Les minots. Quelle est l’importance du chant dans ta vie ? Comment as-tu commencé ? 

Khara. Centrale. C’est ce qui a donné du sens à ma vie, de comprendre pourquoi, potentiellement, j’existais. Le chant m’est venu car j’aimais bien mettre des notes sur mes cris. 

Comment te sens-tu en tant qu’artiste féminine dans le milieu du rap ? 

Je crois que la question du genre n’est pas très importante. La société voudrait que ce soit beaucoup dans nos têtes, mais je me sens juste artiste, et j’aime l’être. 

Pourquoi avoir choisi le nom de scène Khara ? 

Khara est un mélange des deux prénoms de ma mère et de ma grand-mère. 

On lit et on entend souvent le mot « canines » dans tes textes et ta communication. Que représente-t-il pour toi ? 

Quand j’étais petite, ma dentition était un sujet de moquerie ;  je tends à penser que si tu parles en premier de quelque chose, les gens n’ont plus matière à le faire. Du coup, au lieu d’avoir honte, c’est devenu mon symbole !

Dans la chanson Marie, pourquoi choisir de parler de l’enfance ? 

Marie, c’est mon vrai prénom. Quand j’étais petite, on me chantait tout le temps la chanson de Johnny Hallyday. J’en reprends le refrain et le transforme. Dans l’originale, Johnny parle à la vierge, et moi je suis agnostique. J’ai donc décidé de parler à l’enfant en moi qui, je pense, ne disparaît jamais. 

Pourquoi utiliser une arme pour te défendre dans le clip de Marie 

C’est métaphorique : j’ai trouvé intéressant de représenter que c’est Marie, enfant, qui protège Khara adulte. L’enfant donne la force d’affronter des situations compliquées telles que faire face à des milliers de gens, ou bien à tous les reproches qu’on reçoit en tant qu’artiste. 

Comment as-tu été sélectionnée par le festival Marsatac ? 

J’ai sorti un projet, mais je n’avais pas les moyens financiers de défendre. Je n’ai rien fait d’autre que l’envoyer sur les plateformes de streaming. Un jour, j’ai reçu un appel de Marsatac qui me proposait de jouer sur la scène La Frappe, en 2022. C’était génial ! Je viens d’une famille plutôt modeste et je n’avais jamais eu l’occasion d’aller à Marsatac, alors que mes amis y aillaient tous les ans. Y aller pour la première fois en tant qu’artiste, c’était drôle !

Comment est composée la partie instrumentale de tes morceaux ? 

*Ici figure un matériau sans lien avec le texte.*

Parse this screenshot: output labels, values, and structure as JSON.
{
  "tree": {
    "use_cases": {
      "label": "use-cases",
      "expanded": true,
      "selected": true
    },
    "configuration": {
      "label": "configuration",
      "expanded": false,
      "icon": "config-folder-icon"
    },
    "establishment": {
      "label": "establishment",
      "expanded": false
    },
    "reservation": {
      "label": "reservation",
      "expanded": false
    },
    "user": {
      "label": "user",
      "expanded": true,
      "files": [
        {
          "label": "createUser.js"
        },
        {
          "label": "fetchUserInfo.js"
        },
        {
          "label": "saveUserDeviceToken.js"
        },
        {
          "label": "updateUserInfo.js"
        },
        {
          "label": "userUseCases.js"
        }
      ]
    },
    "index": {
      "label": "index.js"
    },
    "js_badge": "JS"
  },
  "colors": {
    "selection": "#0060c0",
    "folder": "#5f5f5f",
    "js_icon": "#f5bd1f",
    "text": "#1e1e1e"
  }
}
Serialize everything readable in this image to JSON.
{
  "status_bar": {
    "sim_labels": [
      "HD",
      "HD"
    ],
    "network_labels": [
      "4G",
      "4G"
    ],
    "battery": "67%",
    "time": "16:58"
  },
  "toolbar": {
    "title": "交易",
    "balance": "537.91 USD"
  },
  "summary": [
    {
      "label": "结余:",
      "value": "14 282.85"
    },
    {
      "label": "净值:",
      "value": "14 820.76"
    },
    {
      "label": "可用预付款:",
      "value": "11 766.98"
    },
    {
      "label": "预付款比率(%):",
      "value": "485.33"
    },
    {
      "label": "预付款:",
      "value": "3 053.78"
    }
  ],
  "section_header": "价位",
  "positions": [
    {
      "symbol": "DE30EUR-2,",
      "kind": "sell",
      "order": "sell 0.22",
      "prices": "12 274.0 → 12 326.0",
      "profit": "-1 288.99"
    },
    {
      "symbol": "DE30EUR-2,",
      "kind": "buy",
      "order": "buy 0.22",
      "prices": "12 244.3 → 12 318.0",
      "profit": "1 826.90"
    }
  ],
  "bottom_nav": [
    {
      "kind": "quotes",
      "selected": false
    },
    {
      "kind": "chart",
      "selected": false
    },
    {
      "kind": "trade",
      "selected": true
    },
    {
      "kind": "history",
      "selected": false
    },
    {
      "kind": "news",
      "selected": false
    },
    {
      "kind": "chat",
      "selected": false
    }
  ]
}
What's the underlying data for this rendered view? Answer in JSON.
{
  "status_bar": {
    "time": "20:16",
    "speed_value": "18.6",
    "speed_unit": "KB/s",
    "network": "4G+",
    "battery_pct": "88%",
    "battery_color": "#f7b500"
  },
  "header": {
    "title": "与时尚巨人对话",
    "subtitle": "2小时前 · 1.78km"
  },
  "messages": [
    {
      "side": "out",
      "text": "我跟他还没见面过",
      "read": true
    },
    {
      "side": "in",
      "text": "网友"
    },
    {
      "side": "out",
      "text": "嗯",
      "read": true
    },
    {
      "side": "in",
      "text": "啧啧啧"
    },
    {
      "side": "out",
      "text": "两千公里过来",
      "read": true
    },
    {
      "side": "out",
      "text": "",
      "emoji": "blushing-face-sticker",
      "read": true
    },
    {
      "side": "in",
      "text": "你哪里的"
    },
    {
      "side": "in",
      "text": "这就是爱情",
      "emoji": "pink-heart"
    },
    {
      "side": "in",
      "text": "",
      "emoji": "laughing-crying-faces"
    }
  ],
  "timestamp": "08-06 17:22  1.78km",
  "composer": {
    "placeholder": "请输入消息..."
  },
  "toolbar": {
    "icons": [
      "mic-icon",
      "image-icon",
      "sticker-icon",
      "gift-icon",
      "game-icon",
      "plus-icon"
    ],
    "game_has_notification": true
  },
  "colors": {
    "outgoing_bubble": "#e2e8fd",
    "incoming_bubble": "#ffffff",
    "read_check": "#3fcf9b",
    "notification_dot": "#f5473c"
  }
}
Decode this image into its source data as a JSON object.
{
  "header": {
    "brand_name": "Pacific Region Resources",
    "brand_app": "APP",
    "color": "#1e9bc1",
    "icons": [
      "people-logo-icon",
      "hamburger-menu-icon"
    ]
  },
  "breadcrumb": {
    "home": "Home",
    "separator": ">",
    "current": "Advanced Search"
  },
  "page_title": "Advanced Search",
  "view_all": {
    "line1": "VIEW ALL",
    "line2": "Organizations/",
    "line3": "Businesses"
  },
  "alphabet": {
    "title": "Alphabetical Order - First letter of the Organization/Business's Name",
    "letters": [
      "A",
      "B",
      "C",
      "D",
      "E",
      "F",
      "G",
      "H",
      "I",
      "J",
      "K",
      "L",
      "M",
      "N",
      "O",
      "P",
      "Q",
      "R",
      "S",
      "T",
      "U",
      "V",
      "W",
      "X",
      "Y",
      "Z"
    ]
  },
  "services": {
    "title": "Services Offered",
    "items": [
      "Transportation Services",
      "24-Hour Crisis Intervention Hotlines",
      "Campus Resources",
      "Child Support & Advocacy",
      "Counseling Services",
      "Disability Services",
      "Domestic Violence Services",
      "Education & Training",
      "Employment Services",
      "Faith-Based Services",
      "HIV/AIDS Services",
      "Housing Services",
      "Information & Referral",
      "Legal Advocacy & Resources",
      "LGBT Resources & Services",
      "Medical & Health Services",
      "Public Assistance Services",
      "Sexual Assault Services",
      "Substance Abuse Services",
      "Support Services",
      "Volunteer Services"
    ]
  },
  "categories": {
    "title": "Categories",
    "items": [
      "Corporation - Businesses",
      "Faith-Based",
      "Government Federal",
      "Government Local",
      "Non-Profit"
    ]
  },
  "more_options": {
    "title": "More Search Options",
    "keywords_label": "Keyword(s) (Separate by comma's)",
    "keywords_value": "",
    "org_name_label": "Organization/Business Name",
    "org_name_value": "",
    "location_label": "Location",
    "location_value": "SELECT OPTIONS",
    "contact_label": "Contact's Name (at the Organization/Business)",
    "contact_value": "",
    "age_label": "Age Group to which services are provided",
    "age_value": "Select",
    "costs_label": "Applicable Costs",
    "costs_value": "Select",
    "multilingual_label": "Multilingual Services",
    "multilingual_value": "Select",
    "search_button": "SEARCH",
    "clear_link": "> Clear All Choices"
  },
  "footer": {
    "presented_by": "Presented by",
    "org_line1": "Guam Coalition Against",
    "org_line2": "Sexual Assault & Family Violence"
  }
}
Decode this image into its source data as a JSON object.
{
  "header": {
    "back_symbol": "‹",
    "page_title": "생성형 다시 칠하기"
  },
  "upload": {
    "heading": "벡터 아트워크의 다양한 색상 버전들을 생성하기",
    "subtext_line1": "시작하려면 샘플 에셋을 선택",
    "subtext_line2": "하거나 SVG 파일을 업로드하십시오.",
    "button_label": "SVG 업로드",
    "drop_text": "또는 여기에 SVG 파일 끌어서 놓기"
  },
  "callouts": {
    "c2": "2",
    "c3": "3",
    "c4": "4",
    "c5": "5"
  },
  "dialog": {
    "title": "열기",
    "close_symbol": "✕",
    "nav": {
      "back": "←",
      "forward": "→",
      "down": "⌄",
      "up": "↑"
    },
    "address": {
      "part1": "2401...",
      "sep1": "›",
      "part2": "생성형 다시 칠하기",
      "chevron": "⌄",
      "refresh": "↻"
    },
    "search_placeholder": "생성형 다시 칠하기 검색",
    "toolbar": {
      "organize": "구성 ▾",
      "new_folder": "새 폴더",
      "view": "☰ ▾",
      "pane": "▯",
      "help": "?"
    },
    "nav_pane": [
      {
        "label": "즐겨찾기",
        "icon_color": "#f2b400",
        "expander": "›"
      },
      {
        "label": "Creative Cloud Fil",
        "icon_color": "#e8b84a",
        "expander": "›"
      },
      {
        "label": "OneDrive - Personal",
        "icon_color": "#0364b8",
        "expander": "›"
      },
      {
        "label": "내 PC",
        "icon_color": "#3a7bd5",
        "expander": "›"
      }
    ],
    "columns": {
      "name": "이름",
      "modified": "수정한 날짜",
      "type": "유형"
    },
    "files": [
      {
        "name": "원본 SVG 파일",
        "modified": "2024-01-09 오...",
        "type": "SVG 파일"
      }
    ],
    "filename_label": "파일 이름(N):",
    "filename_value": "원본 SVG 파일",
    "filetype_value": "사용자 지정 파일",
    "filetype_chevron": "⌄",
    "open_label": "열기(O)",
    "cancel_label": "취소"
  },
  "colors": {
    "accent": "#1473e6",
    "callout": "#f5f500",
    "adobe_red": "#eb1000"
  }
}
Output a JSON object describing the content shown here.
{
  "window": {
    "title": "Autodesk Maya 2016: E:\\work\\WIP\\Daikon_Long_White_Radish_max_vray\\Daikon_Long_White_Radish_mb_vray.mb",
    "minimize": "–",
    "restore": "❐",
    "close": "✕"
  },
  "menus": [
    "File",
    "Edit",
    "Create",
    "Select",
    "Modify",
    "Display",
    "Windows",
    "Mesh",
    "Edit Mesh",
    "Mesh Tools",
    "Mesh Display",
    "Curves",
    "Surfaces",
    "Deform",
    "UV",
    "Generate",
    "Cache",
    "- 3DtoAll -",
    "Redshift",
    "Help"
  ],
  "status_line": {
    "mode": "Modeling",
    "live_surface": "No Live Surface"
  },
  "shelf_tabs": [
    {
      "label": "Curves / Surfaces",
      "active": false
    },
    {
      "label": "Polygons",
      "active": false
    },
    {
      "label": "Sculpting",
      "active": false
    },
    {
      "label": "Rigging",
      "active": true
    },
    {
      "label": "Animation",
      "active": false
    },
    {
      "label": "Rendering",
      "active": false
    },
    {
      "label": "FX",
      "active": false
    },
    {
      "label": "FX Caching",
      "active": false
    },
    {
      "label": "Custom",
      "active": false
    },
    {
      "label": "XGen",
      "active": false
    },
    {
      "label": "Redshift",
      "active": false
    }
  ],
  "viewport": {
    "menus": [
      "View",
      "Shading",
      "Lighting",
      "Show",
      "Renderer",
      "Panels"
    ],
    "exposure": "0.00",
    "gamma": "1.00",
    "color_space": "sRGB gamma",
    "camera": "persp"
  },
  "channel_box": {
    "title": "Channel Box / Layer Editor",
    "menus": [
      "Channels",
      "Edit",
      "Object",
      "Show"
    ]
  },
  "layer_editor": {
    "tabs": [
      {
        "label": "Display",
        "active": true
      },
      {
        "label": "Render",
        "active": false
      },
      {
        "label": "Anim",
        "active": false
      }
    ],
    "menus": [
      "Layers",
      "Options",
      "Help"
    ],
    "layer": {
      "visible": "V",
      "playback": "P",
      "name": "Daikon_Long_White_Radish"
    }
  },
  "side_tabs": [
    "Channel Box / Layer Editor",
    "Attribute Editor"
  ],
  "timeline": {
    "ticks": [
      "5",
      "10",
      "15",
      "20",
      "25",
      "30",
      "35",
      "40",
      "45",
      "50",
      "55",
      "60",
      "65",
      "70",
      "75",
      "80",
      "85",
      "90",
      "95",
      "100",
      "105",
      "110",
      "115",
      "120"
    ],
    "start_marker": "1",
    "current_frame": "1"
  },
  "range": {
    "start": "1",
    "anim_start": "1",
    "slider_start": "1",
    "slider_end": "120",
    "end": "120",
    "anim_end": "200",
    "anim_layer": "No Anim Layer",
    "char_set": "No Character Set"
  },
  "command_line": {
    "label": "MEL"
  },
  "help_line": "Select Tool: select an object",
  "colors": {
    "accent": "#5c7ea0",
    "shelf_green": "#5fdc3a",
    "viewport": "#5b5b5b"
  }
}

Ça dépend de mes humeurs et des personnes qui m’entourent. Dario Della Noce, avec qui j’ai sorti le morceau Président, m’aide à construire mes prods. On essaye de se servir de toutes les énergies nous animent le jour J pour construire des choses. 

Comment imagines-tu ton avenir musical ? 

J’espère un jour aller encore plus loin, mais je ne veux pas avoir des idées fixes pour ne pas être déçue. Je continue d’espérer que les choses iront dans le bon sens. 

ENTRETIEN RÉALISÉ PAR YAMINA, HIMDA, MAME BOUSSO ET VICTOR.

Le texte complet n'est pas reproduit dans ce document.